中世文書の特徴
売買証文において、戦国時代を含む中世文書は宛名を書きません。それは中世の村社会では宛名にこだわらず、その書面を「保持」していることに意味があるからです。
逆に近世文書(江戸時代の文書)では、こちらの古文書(寛政七:領収書)のように文末に記載されてある宛名の者が、権利を主張することができます。
なぜ近世に入ると宛名が登場するのでしょうか。それについてはまだ、専門家の間でも残念ながらわかっていません。しかし近世の村社会は、個人間でも土地の売買が頻繁に行われ、複雑になってきた経緯から宛名は必要不可欠になってきたのでは?と考えられます。

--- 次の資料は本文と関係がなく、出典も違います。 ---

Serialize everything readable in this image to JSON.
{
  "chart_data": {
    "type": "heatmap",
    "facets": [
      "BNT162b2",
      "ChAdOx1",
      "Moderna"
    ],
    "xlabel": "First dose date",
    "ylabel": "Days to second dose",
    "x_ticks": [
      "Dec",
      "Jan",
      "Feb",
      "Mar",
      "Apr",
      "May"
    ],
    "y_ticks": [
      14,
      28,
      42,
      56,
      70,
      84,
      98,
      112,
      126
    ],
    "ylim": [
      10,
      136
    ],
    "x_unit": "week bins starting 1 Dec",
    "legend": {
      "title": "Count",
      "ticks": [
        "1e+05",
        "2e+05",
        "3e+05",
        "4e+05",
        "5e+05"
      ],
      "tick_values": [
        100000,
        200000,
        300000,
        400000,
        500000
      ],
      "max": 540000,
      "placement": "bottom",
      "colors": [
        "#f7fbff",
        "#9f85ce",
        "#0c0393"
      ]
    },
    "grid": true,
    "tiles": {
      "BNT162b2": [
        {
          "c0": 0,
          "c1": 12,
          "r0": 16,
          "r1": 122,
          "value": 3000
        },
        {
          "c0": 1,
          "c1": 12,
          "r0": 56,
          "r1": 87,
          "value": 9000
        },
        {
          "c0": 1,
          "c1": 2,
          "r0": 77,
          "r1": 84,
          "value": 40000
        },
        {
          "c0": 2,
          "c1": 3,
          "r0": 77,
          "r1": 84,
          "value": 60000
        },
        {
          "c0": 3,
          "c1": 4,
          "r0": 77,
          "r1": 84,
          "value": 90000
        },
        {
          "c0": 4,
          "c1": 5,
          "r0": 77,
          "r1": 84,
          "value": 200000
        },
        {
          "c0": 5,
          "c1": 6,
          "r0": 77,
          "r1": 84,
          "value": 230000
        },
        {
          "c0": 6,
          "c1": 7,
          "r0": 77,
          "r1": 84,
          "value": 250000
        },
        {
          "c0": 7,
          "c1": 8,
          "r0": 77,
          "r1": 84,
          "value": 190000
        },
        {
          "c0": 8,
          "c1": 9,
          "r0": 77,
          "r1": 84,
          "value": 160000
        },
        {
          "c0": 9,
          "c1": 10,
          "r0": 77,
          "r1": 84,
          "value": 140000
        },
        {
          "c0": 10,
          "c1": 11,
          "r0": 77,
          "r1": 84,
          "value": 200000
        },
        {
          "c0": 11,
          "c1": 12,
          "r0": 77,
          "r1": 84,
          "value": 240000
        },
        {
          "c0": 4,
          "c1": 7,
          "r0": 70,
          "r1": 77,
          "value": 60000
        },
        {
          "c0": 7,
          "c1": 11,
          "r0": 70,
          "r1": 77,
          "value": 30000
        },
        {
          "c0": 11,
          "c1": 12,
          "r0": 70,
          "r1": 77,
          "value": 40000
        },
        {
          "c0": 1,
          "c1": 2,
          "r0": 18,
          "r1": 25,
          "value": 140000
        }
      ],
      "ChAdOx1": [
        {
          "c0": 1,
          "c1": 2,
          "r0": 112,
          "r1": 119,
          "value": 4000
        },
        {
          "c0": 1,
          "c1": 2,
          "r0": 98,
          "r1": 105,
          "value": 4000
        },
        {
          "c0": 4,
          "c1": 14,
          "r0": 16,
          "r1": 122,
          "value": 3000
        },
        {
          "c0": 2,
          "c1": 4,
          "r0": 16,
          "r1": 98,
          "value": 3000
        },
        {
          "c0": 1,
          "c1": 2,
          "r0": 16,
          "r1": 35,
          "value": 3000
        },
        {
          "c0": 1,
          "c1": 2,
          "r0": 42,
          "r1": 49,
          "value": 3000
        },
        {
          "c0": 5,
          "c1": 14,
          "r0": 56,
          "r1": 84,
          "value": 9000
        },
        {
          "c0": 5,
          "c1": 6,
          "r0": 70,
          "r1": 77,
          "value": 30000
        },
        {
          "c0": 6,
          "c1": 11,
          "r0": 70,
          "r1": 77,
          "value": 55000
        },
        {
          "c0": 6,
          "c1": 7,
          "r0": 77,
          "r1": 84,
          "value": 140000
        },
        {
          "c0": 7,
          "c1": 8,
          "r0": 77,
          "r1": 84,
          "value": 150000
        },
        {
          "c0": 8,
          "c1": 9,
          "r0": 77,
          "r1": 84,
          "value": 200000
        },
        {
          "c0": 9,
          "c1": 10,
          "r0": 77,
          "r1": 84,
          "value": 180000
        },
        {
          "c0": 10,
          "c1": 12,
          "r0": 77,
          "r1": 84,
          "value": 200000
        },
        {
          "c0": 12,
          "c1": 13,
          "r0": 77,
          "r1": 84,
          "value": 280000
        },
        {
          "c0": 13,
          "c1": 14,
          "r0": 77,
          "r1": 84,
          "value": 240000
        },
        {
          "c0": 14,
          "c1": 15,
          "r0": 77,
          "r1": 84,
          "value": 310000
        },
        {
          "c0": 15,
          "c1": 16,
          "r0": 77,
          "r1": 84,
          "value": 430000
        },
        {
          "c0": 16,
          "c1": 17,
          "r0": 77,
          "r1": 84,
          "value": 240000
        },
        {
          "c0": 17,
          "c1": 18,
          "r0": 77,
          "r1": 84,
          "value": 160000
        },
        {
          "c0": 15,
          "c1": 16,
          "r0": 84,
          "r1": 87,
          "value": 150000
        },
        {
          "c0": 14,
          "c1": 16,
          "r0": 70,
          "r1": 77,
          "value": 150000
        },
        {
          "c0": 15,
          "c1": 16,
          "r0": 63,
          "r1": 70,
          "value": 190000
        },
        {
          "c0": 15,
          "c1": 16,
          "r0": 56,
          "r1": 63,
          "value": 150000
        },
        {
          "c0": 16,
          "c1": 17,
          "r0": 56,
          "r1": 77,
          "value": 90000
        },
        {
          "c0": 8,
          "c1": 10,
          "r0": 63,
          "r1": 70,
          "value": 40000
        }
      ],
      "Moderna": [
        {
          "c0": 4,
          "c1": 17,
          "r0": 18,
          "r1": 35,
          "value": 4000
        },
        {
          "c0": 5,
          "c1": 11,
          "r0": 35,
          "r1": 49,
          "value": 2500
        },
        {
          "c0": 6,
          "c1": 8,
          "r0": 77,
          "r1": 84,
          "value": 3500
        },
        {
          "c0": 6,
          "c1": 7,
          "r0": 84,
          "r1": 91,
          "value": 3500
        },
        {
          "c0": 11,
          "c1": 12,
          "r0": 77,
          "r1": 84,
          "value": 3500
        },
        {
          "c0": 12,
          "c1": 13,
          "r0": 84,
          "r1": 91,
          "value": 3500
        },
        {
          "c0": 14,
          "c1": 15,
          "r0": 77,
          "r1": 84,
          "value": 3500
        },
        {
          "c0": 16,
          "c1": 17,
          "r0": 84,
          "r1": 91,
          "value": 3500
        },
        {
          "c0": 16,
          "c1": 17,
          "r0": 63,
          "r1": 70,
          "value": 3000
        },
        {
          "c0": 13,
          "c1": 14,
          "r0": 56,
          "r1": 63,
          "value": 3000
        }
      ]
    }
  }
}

戦国時代を含めた中世文書に出てくる証人は、一人か二人。中世は近世よりも遥かに文字を書ける人が限られてます。よって証文を書いている人自体が、村における知識階層なるので証人もまた名主、僧侶といった、比較的身分の高い者になっています。
近世文書の特徴
文字が普及した近世は、証人の数が多いのが特徴。名主から身分の低い人たちまで、実に様々な者が証人になります。売買証文に限らず、年貢を納めた時や、養子縁組の際の証文なども、五以上の連判は珍しくもなんともありません。
これは近世(江戸時代)の村社会、つまり各村々が自立した強い共同体によって形成されていることを意味します。つまり、もめごとは村内の仲間で協力して解決する姿勢が、証人や連判の数として反映されているのです。
また逆に数はともかく一人でも「証人」がいることが、戦国時代と江戸時代の文書の共通点になります。中世前期の証文には、証人は出てこないそうです。
大きな共通点
近世(江戸時代)の文書は、こちらの質地証文(天保一一)のように、何かと埒明(らちあけ)文言が出てきます。問題が生じたら必ず解決します、ということを近世の証文(証拠の文書)では決まり文句として、文中に非常によく出てきます。ではこの決まり文句はいつ頃から登場したのかというと、戦国時代あたりから登場してくるようです。
則ち証人表記と埒明文言だけは戦国時代の流れを組んで、江戸時代の文書に反映されています。何かあった時に問題解決をするのが証人なので、証人表記と埒明文言は必然的にセットになります。